The problem
Industrial monitoring needs to catch a worker falling as it happens, on hardware a site can actually afford — one mid-range GPU, not a cluster. The hard part isn't a model that classifies falls offline; it's a pipeline that ingests a live stream, holds latency under control, and stays honest about what is real inference and what is a fallback.
Approach & tradeoffs
Sentinel Vision is a single observable FastAPI service, not a notebook. A frame flows through YOLO26-Pose → ByteTrack identity tracking → SAM 2.1 masks (called only on new, stale or uncertain tracks, to skip the expensive call when nothing changed) → a per-person skeleton transformer that reads the action over a temporal window.
The engineering decisions are about keeping a live system honest:
- Bounded latest-frame queues so live latency can't drift under load — the pipeline drops old frames instead of falling behind.

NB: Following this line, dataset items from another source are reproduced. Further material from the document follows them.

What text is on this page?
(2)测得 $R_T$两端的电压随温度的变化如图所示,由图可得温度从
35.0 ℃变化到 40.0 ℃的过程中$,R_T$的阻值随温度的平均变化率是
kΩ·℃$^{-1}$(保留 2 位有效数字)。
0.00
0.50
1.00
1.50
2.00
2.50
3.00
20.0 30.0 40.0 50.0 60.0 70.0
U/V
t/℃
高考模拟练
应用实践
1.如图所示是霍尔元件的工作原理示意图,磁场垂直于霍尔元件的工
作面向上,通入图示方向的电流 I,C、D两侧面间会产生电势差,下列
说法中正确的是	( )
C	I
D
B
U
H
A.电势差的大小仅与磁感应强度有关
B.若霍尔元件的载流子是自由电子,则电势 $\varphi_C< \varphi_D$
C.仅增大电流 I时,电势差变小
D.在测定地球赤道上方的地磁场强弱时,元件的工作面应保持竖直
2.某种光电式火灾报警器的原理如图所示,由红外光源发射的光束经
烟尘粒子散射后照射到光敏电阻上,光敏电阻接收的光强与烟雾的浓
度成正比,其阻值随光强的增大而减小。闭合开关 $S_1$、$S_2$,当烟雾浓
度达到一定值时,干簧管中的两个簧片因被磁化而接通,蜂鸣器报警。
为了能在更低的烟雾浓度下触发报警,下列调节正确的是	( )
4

- Fail-closed production config that refuses to start on demo backends, and a
/health/readyendpoint that exposes its degradations instead of hiding them. - Models as swappable adapters (PyTorch / ONNX / TensorRT), with an auditable kinematic fallback for the temporal head.
The temporal head is trained on the UR Fall Detection Dataset with a by-sequence split — falls in validation are never seen in training, so the score means something.
Results
- Validation macro-F1 = 0.90 on held-out fall sequences — an honest split, not a synthetic 100%.
- 27.98 FPS, p95 49 ms end-to-end, ~1990 MiB VRAM on an RTX 2070, with 0% frame drops over the benchmark and every throughput / latency / drop SLO passing.
- Full observability: Prometheus metrics, a live FPS/latency dashboard, and a WebSocket telemetry stream.
What I'd flag
Every FPS and VRAM figure is measured on one named GPU — nothing is extrapolated from a bigger card. Genuine zero-copy decode-to-inference is scoped honestly to a DeepStream boundary the portable build does not claim; readiness reports the active decode path instead of pretending it's PCIe-free.